Login | December 12, 2017

Deportation concerns lead to domestic violence conviction reversal

TRACEY BLAIR
Legal News Reporter

Published: December 4, 2017

A domestic violence case in Stow Municipal Court was recently reversed due after concerns over a Nepalese language interpreter were raised.

Defendant Suk B. Rai was arrested for domestic violence against his wife for a March 12, 2015 incident.

According to case summary from the 9th District Court of Appeals, Rai was a permanent United States resident after coming to America in 2010 from Bhutan.

Rai does not speak English.

Rai pleaded guilty as charged through a Nepalese interpreter.

He also signed a written waiver of his right to counsel and an acknowledgement of the possible consequences of his plea due to his non-citizenship.

Nearly two years later, Rai filed a motion to withdraw his plea under R.C. 2943.031, Crim.R. 32.1 and the Sixth Amendment. He requested an emergency hearing because “deportation was imminent.”

The trial court denied the motion without a hearing, calling Rai’s arguments “distorted.”
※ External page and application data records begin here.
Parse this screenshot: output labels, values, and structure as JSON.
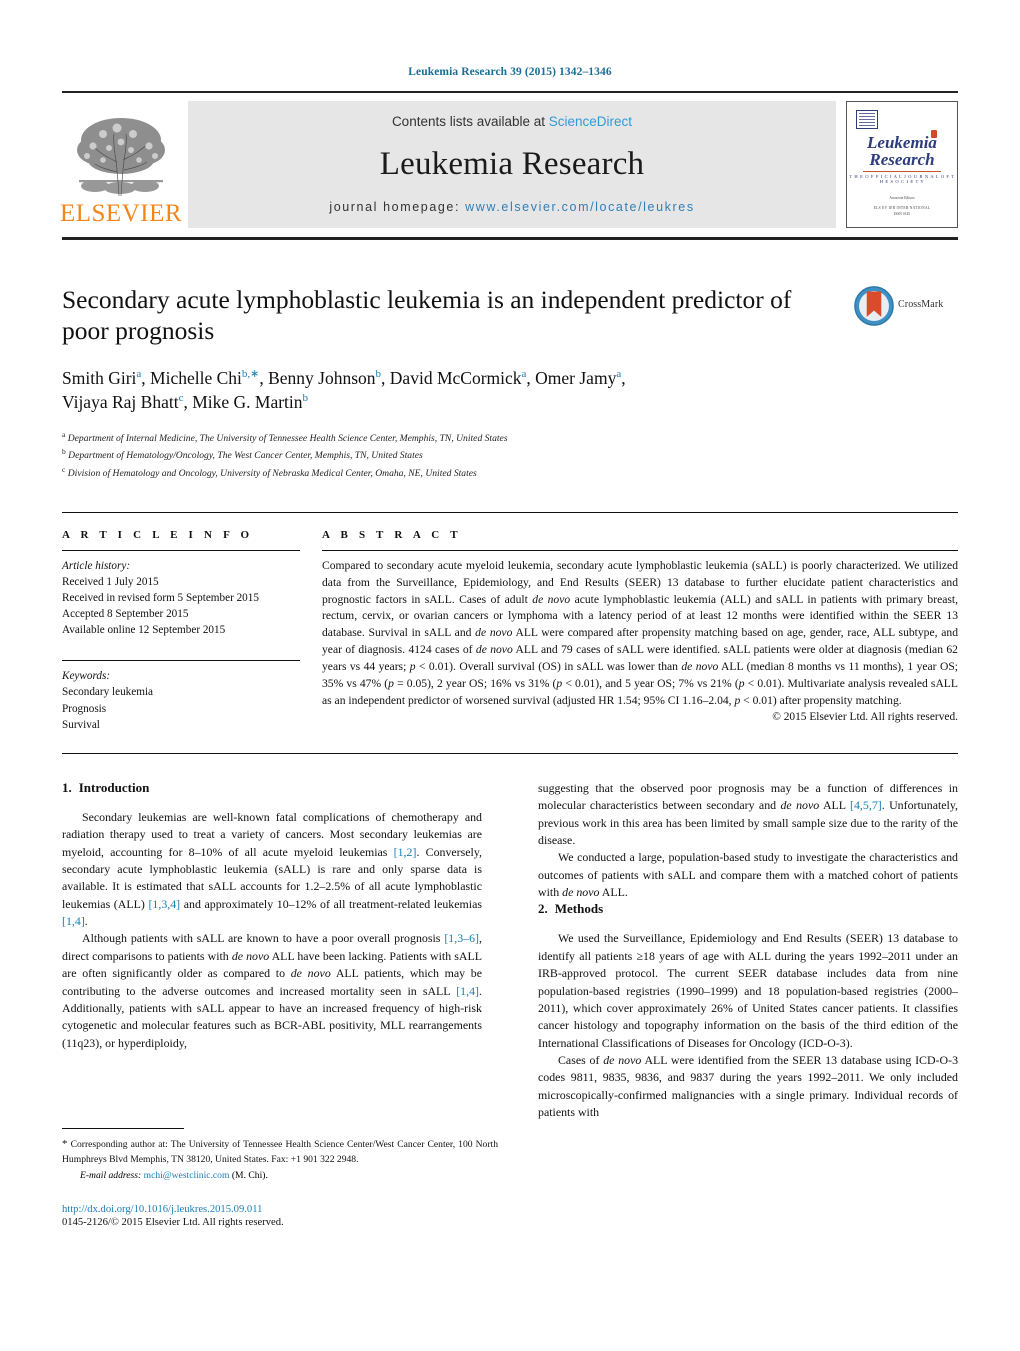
{
  "running_head": "Leukemia Research 39 (2015) 1342–1346",
  "masthead": {
    "publisher_name": "ELSEVIER",
    "contents_prefix": "Contents lists available at ",
    "contents_link": "ScienceDirect",
    "journal_title": "Leukemia Research",
    "homepage_prefix": "journal homepage: ",
    "homepage_link": "www.elsevier.com/locate/leukres",
    "cover": {
      "title_line1": "Leukemia",
      "title_line2": "Research",
      "subtitle": "T H E  O F F I C I A L  J O U R N A L  O F  T H E  S O C I E T Y",
      "meta_line1": "Associate Editors",
      "meta_line2": "ELS EV IER      INTER NATIONAL",
      "meta_line3": "ISSN                       0145"
    }
  },
  "article": {
    "title": "Secondary acute lymphoblastic leukemia is an independent predictor of poor prognosis",
    "authors_line1_parts": [
      {
        "name": "Smith Giri",
        "sup": "a",
        "sep": ", "
      },
      {
        "name": "Michelle Chi",
        "sup": "b,∗",
        "sep": ", "
      },
      {
        "name": "Benny Johnson",
        "sup": "b",
        "sep": ", "
      },
      {
        "name": "David McCormick",
        "sup": "a",
        "sep": ", "
      },
      {
        "name": "Omer Jamy",
        "sup": "a",
        "sep": ","
      }
    ],
    "authors_line2_parts": [
      {
        "name": "Vijaya Raj Bhatt",
        "sup": "c",
        "sep": ", "
      },
      {
        "name": "Mike G. Martin",
        "sup": "b",
        "sep": ""
      }
    ],
    "affiliations": [
      {
        "marker": "a",
        "text": "Department of Internal Medicine, The University of Tennessee Health Science Center, Memphis, TN, United States"
      },
      {
        "marker": "b",
        "text": "Department of Hematology/Oncology, The West Cancer Center, Memphis, TN, United States"
      },
      {
        "marker": "c",
        "text": "Division of Hematology and Oncology, University of Nebraska Medical Center, Omaha, NE, United States"
      }
    ],
    "crossmark_label": "CrossMark"
  },
  "article_info": {
    "heading": "A R T I C L E   I N F O",
    "history_label": "Article history:",
    "history": [
      "Received 1 July 2015",
      "Received in revised form 5 September 2015",
      "Accepted 8 September 2015",
      "Available online 12 September 2015"
    ],
    "keywords_label": "Keywords:",
    "keywords": [
      "Secondary leukemia",
      "Prognosis",
      "Survival"
    ]
  },
  "abstract": {
    "heading": "A B S T R A C T",
    "body_html": "Compared to secondary acute myeloid leukemia, secondary acute lymphoblastic leukemia (sALL) is poorly characterized. We utilized data from the Surveillance, Epidemiology, and End Results (SEER) 13 database to further elucidate patient characteristics and prognostic factors in sALL. Cases of adult <span class=\"ital\">de novo</span> acute lymphoblastic leukemia (ALL) and sALL in patients with primary breast, rectum, cervix, or ovarian cancers or lymphoma with a latency period of at least 12 months were identified within the SEER 13 database. Survival in sALL and <span class=\"ital\">de novo</span> ALL were compared after propensity matching based on age, gender, race, ALL subtype, and year of diagnosis. 4124 cases of <span class=\"ital\">de novo</span> ALL and 79 cases of sALL were identified. sALL patients were older at diagnosis (median 62 years vs 44 years; <span class=\"ital\">p</span> &lt; 0.01). Overall survival (OS) in sALL was lower than <span class=\"ital\">de novo</span> ALL (median 8 months vs 11 months), 1 year OS; 35% vs 47% (<span class=\"ital\">p</span> = 0.05), 2 year OS; 16% vs 31% (<span class=\"ital\">p</span> &lt; 0.01), and 5 year OS; 7% vs 21% (<span class=\"ital\">p</span> &lt; 0.01). Multivariate analysis revealed sALL as an independent predictor of worsened survival (adjusted HR 1.54; 95% CI 1.16–2.04, <span class=\"ital\">p</span> &lt; 0.01) after propensity matching.",
    "copyright": "© 2015 Elsevier Ltd. All rights reserved."
  },
  "sections": {
    "introduction": {
      "number": "1.",
      "title": "Introduction",
      "paragraphs_html": [
        "Secondary leukemias are well-known fatal complications of chemotherapy and radiation therapy used to treat a variety of cancers. Most secondary leukemias are myeloid, accounting for 8–10% of all acute myeloid leukemias <span class=\"ref\">[1,2]</span>. Conversely, secondary acute lymphoblastic leukemia (sALL) is rare and only sparse data is available. It is estimated that sALL accounts for 1.2–2.5% of all acute lymphoblastic leukemias (ALL) <span class=\"ref\">[1,3,4]</span> and approximately 10–12% of all treatment-related leukemias <span class=\"ref\">[1,4]</span>.",
        "Although patients with sALL are known to have a poor overall prognosis <span class=\"ref\">[1,3–6]</span>, direct comparisons to patients with <span class=\"ital\">de novo</span> ALL have been lacking. Patients with sALL are often significantly older as compared to <span class=\"ital\">de novo</span> ALL patients, which may be contributing to the adverse outcomes and increased mortality seen in sALL <span class=\"ref\">[1,4]</span>. Additionally, patients with sALL appear to have an increased frequency of high-risk cytogenetic and molecular features such as BCR-ABL positivity, MLL rearrangements (11q23), or hyperdiploidy,",
        "suggesting that the observed poor prognosis may be a function of differences in molecular characteristics between secondary and <span class=\"ital\">de novo</span> ALL <span class=\"ref\">[4,5,7]</span>. Unfortunately, previous work in this area has been limited by small sample size due to the rarity of the disease.",
        "We conducted a large, population-based study to investigate the characteristics and outcomes of patients with sALL and compare them with a matched cohort of patients with <span class=\"ital\">de novo</span> ALL."
      ]
    },
    "methods": {
      "number": "2.",
      "title": "Methods",
      "paragraphs_html": [
        "We used the Surveillance, Epidemiology and End Results (SEER) 13 database to identify all patients ≥18 years of age with ALL during the years 1992–2011 under an IRB-approved protocol. The current SEER database includes data from nine population-based registries (1990–1999) and 18 population-based registries (2000–2011), which cover approximately 26% of United States cancer patients. It classifies cancer histology and topography information on the basis of the third edition of the International Classifications of Diseases for Oncology (ICD-O-3).",
        "Cases of <span class=\"ital\">de novo</span> ALL were identified from the SEER 13 database using ICD-O-3 codes 9811, 9835, 9836, and 9837 during the years 1992–2011. We only included microscopically-confirmed malignancies with a single primary. Individual records of patients with"
      ]
    }
  },
  "footnote": {
    "corresponding_html": "<span style=\"font-size:11px\">*</span> Corresponding author at: The University of Tennessee Health Science Center/West Cancer Center, 100 North Humphreys Blvd Memphis, TN 38120, United States. Fax: +1 901 322 2948.",
    "email_label": "E-mail address:",
    "email": "mchi@westclinic.com",
    "email_suffix": "(M. Chi).",
    "doi": "http://dx.doi.org/10.1016/j.leukres.2015.09.011",
    "issn": "0145-2126/© 2015 Elsevier Ltd. All rights reserved."
  },
  "colors": {
    "link_blue": "#1a7fb5",
    "sciencedirect_blue": "#2e9bd6",
    "elsevier_orange": "#f2861d",
    "cover_navy": "#2d3c7a",
    "crossmark_red": "#d94b2b"
  }
}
On appeal, Rai argued his translator did not tell him “verbatim in his mother tongue” that he risked being removed from the United States by pleading guilty.
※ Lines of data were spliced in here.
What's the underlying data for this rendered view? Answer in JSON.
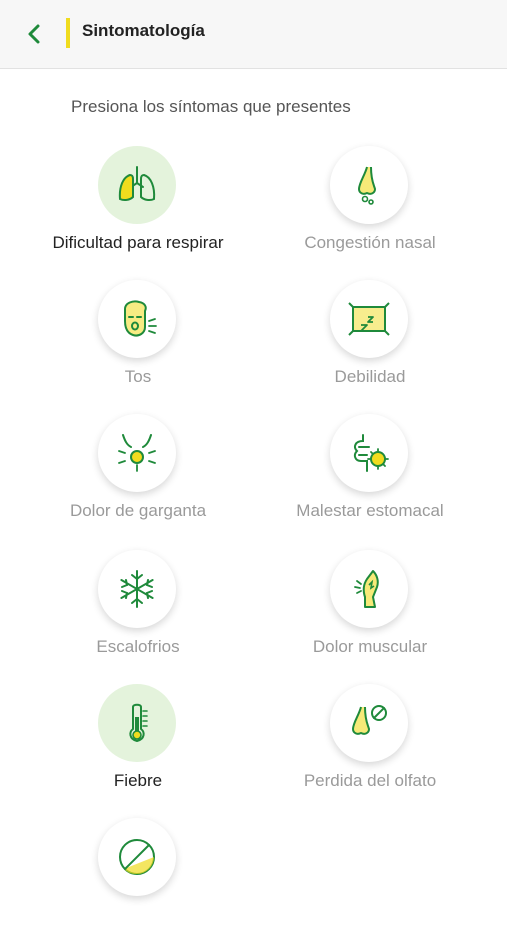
{
  "header": {
    "title": "Sintomatología"
  },
  "instruction": "Presiona los síntomas que presentes",
  "colors": {
    "accent_green": "#1f8a3b",
    "accent_yellow": "#f0dc1e",
    "selected_bg": "#e4f3dc"
  },
  "symptoms": [
    {
      "label": "Dificultad para respirar",
      "icon": "lungs-icon",
      "selected": true
    },
    {
      "label": "Congestión nasal",
      "icon": "runny-nose-icon",
      "selected": false
    },
    {
      "label": "Tos",
      "icon": "coughing-face-icon",
      "selected": false
    },
    {
      "label": "Debilidad",
      "icon": "sleep-pillow-icon",
      "selected": false
    },
    {
      "label": "Dolor de garganta",
      "icon": "sore-throat-icon",
      "selected": false
    },
    {
      "label": "Malestar estomacal",
      "icon": "stomach-virus-icon",
      "selected": false
    },
    {
      "label": "Escalofrios",
      "icon": "snowflake-icon",
      "selected": false
    },
    {
      "label": "Dolor muscular",
      "icon": "muscle-pain-icon",
      "selected": false
    },
    {
      "label": "Fiebre",
      "icon": "thermometer-icon",
      "selected": true
    },
    {
      "label": "Perdida del olfato",
      "icon": "no-smell-icon",
      "selected": false
    },
    {
      "label": "",
      "icon": "none-icon",
      "selected": false
    }
  ]
}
Ninth District Judge Lynne S. Callahan agreed that a non-citizen must be given possible consequences of a guilty plea verbatim.

Judge Callahan noted that R.C. 2943.031(A) warns that non-citizens who plead guilty to anything other than certain minor misdemeanors are subject to deportation, exclusion from admission to the United States or denial of naturalization.

The trial court’s failure to use the statute’s language verbatim does not automatically allow a defendant to withdraw his plea.

However, Judge Callahan stated that the trial court judge improperly relied solely on the written acknowledgment and waiver of rights to “specially inform” Rai of the potential consequences of his plea.

According to Stow Municipal Court policy, the digitally recording of the proceeding had been deleted. The absence of a record means the defendant is presumed not to have received an advisement.

“As the record stands, it is impossible for (this court) to determine what advisement, if any, was administered prior to the municipal court’s acceptance of (Rai’s) guilty plea … Further, in the absence of a complete record, it is impossible for this court to determine what role the court-appointed interpreter played during the proceedings.”

The case was remanded.

Appellate judges Julie Schafer and Thomas Teodosio concurred.

The case is cited State v. Rai, 2017-Ohio-8655.